Gabriele, che scrive sulla Cina dal 2001, risponde ai “molti osservatori occidentali che straparlano di una Cina chiusa, autarchica e neo-maoista.” Aggiunge che la leadership cinese “lavora per rafforzare il controllo strategico dello stato sulle leve dell’economia e per rinvigorire il ruolo delle imprese pubbliche e parapubbliche, ma fa anche molta attenzione a mantenere un equilibrio macroeconomico appropriato e a prevenire l’instabilità sociale.” Il governo interviene a favore degli imprenditori privati quando questi mostrano segni di debolezza.

Piuttosto, dice Gabriele, per i dirigenti cinesi il pendolo si era spostato troppo dalla parte del mercato, ed era necessario rafforzare il ruolo guida dello stato nell’economia. Nella fase delle riforme ora in atto c’è una chiara, anche se non drastica, correzione di rotta: secondo una espressione in voga, “lo stato avanza e il settore privato arretra.”

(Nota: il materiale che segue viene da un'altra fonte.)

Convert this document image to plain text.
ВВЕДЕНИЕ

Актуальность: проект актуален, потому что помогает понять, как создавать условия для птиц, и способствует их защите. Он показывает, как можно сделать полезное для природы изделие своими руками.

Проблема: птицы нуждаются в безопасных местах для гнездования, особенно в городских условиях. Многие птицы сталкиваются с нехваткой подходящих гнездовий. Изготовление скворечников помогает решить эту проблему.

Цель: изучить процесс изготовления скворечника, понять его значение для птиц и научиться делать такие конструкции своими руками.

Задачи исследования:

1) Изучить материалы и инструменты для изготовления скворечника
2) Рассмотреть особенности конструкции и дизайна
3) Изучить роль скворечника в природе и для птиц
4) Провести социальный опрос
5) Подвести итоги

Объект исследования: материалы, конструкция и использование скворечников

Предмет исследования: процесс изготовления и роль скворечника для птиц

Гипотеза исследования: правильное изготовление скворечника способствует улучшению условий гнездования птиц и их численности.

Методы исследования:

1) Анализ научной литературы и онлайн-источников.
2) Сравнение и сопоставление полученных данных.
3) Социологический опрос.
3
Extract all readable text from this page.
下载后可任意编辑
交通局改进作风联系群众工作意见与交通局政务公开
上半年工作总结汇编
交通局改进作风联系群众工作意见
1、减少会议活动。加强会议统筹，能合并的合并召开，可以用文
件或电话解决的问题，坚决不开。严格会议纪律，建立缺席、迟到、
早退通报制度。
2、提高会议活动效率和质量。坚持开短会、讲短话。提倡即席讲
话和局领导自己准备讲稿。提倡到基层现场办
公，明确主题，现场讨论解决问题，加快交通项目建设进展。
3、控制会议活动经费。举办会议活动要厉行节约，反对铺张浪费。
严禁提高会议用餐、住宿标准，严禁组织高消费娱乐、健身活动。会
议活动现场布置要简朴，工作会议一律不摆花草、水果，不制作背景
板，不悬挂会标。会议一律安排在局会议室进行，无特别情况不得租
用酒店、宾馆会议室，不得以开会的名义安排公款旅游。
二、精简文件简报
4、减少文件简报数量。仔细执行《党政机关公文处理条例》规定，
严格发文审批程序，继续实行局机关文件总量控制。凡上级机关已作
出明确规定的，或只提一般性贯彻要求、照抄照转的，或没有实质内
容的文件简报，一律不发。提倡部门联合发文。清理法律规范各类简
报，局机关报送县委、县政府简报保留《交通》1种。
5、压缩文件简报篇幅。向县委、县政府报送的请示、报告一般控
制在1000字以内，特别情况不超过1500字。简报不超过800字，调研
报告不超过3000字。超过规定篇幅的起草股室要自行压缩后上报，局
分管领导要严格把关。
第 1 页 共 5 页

Gabriele affronta la questione delle grandi aziende create da imprenditori visionari, non solo nel settore high-tech, che crescono fino a generare problemi sociali. Cita Alibaba, ma anche i colossi immobiliari (Country Garden, Evergrande) e il grande business delle lezioni private. I dirigenti hanno preso atto che un approccio repressivo sarebbe controproducente. Piuttosto, dice Gabriele, occorre aumentare il controllo indiretto – attraverso i finanziamenti e la tassazione – delle start-up quando queste crescono in dimensioni e rilevanza, e far comprendere agli imprenditori visionari che la crescita e la sopravvivenza stessa delle loro imprese come aziende private dipendono dalla coerenza delle loro strategie di sviluppo con le priorità nazionali. Qui ci sarebbe un insegnamento per i governi occidentali, che talvolta appaiono subordinati ai giganti della high-tech.

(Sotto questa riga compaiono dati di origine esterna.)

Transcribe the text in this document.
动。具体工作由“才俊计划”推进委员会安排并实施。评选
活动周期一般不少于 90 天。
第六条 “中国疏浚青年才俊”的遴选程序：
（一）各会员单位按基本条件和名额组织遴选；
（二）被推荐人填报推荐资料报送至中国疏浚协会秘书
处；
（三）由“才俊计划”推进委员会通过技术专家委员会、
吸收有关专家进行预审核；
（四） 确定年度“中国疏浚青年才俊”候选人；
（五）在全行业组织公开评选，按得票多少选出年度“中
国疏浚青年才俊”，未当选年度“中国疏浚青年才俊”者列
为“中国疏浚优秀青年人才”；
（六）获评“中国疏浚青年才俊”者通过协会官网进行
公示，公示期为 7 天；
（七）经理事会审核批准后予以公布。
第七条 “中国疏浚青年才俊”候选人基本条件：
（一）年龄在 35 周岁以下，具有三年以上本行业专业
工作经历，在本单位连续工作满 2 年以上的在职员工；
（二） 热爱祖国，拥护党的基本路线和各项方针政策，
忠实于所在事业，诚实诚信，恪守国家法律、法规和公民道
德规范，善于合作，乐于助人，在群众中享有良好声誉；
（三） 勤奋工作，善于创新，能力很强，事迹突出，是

Dal libro si possono anche trarre lezioni per l’Italia. La prima è l’importanza di una seria politica industriale a lungo termine, guidata dagli interessi nazionali. La seconda è la necessità, per le imprese come per lo stato, di investire in ricerca, sviluppo e innovazione; in Italia ricerca e sviluppo rappresentano l’1,4% del prodotto interno lordo, in Cina la cifra è quasi il doppio (2,5%). La terza è la realizzazione di un mix efficace di imprese pubbliche e private. L’Italia ha largamente rinunciato alle imprese e banche a partecipazione statale, con eccezioni come Eni e Fincantieri. Forse considerare un riequilibrio sarebbe opportuno.

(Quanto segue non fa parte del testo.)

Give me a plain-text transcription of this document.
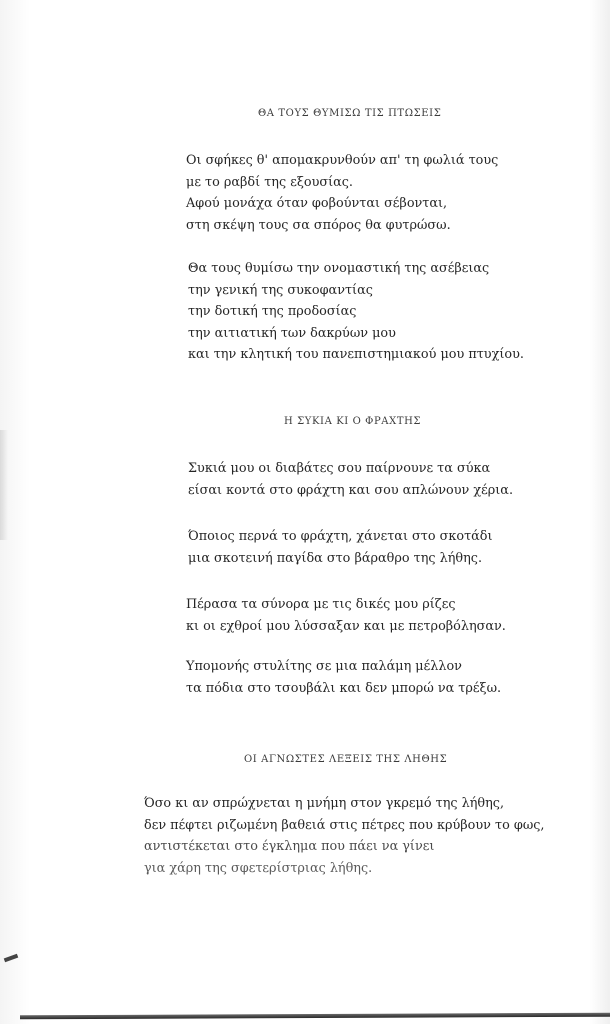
ΘΑ ΤΟΥΣ ΘΥΜΙΣΩ ΤΙΣ ΠΤΩΣΕΙΣ
Οι σφήκες θ' απομακρυνθούν απ' τη φωλιά τους
με το ραβδί της εξουσίας.
Αφού μονάχα όταν φοβούνται σέβονται,
στη σκέψη τους σα σπόρος θα φυτρώσω.
Θα τους θυμίσω την ονομαστική της ασέβειας
την γενική της συκοφαντίας
την δοτική της προδοσίας
την αιτιατική των δακρύων μου
και την κλητική του πανεπιστημιακού μου πτυχίου.
Η ΣΥΚΙΑ ΚΙ Ο ΦΡΑΧΤΗΣ
Συκιά μου οι διαβάτες σου παίρνουνε τα σύκα
είσαι κοντά στο φράχτη και σου απλώνουν χέρια.
Όποιος περνά το φράχτη, χάνεται στο σκοτάδι
μια σκοτεινή παγίδα στο βάραθρο της λήθης.
Πέρασα τα σύνορα με τις δικές μου ρίζες
κι οι εχθροί μου λύσσαξαν και με πετροβόλησαν.
Υπομονής στυλίτης σε μια παλάμη μέλλον
τα πόδια στο τσουβάλι και δεν μπορώ να τρέξω.
ΟΙ ΑΓΝΩΣΤΕΣ ΛΕΞΕΙΣ ΤΗΣ ΛΗΘΗΣ
Όσο κι αν σπρώχνεται η μνήμη στον γκρεμό της λήθης,
δεν πέφτει ριζωμένη βαθειά στις πέτρες που κρύβουν το φως,
αντιστέκεται στο έγκλημα που πάει να γίνει
για χάρη της σφετερίστριας λήθης.
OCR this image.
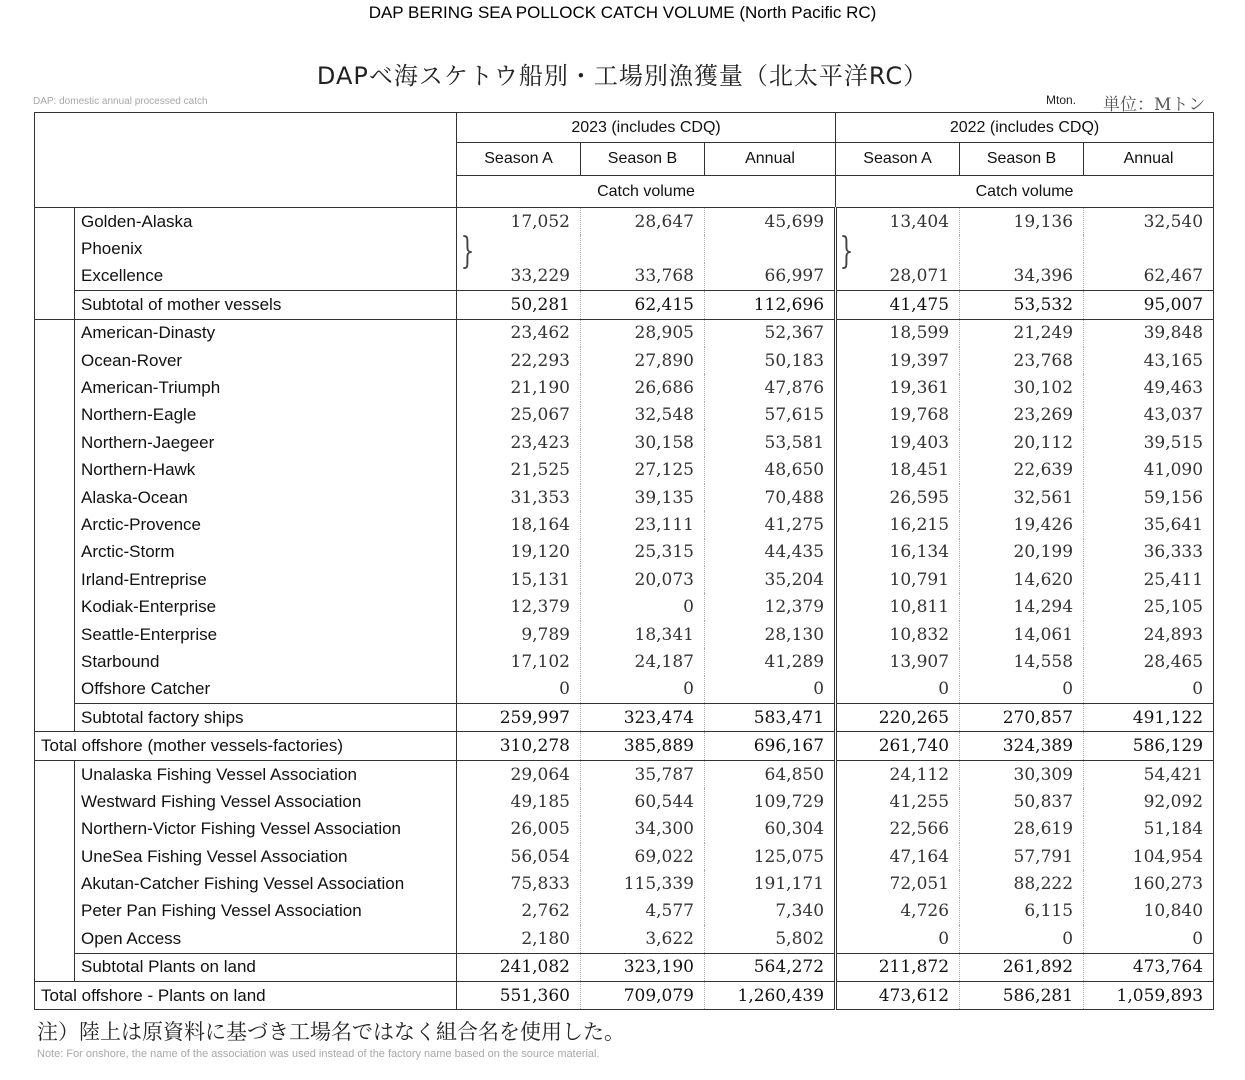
DAP BERING SEA POLLOCK CATCH VOLUME (North Pacific RC)
DAPベ海スケトウ船別・工場別漁獲量（北太平洋RC）
DAP: domestic annual processed catch	Mton. 単位：Mトン
		2023 (includes CDQ)			2022 (includes CDQ)		
		Season A	Season B	Annual	Season A	Season B	Annual
		Catch volume			Catch volume		
	Golden-Alaska	17,052	28,647	45,699	13,404	19,136	32,540
	Phoenix						
	Excellence	33,229	33,768	66,997	28,071	34,396	62,467
	Subtotal of mother vessels	50,281	62,415	112,696	41,475	53,532	95,007
	American-Dinasty	23,462	28,905	52,367	18,599	21,249	39,848
	Ocean-Rover	22,293	27,890	50,183	19,397	23,768	43,165
	American-Triumph	21,190	26,686	47,876	19,361	30,102	49,463
	Northern-Eagle	25,067	32,548	57,615	19,768	23,269	43,037
	Northern-Jaegeer	23,423	30,158	53,581	19,403	20,112	39,515
	Northern-Hawk	21,525	27,125	48,650	18,451	22,639	41,090
	Alaska-Ocean	31,353	39,135	70,488	26,595	32,561	59,156
	Arctic-Provence	18,164	23,111	41,275	16,215	19,426	35,641
	Arctic-Storm	19,120	25,315	44,435	16,134	20,199	36,333
	Irland-Entreprise	15,131	20,073	35,204	10,791	14,620	25,411
	Kodiak-Enterprise	12,379	0	12,379	10,811	14,294	25,105
	Seattle-Enterprise	9,789	18,341	28,130	10,832	14,061	24,893
	Starbound	17,102	24,187	41,289	13,907	14,558	28,465
	Offshore Catcher	0	0	0	0	0	0
	Subtotal factory ships	259,997	323,474	583,471	220,265	270,857	491,122
Total offshore (mother vessels-factories)		310,278	385,889	696,167	261,740	324,389	586,129
	Unalaska Fishing Vessel Association	29,064	35,787	64,850	24,112	30,309	54,421
	Westward Fishing Vessel Association	49,185	60,544	109,729	41,255	50,837	92,092
	Northern-Victor Fishing Vessel Association	26,005	34,300	60,304	22,566	28,619	51,184
	UneSea Fishing Vessel Association	56,054	69,022	125,075	47,164	57,791	104,954
	Akutan-Catcher Fishing Vessel Association	75,833	115,339	191,171	72,051	88,222	160,273
	Peter Pan Fishing Vessel Association	2,762	4,577	7,340	4,726	6,115	10,840
	Open Access	2,180	3,622	5,802	0	0	0
	Subtotal Plants on land	241,082	323,190	564,272	211,872	261,892	473,764
Total offshore - Plants on land		551,360	709,079	1,260,439	473,612	586,281	1,059,893
}	}
注）陸上は原資料に基づき工場名ではなく組合名を使用した。
Note: For onshore, the name of the association was used instead of the factory name based on the source material.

Un pregio del libro è la vasta e aggiornata bibliografia (44 pagine), con centinaia di libri, articoli e altre fonti, compreso molto materiale prodotto da studiosi cinesi.

Con la Cina che gioca un ruolo sempre più centrale nell’economia globale (e italiana), il libro di Gabriele è una preziosa finestra non solo sul modo in cui il Paese ha acquistato tale centralità, ma sulla sua mentalità e cultura.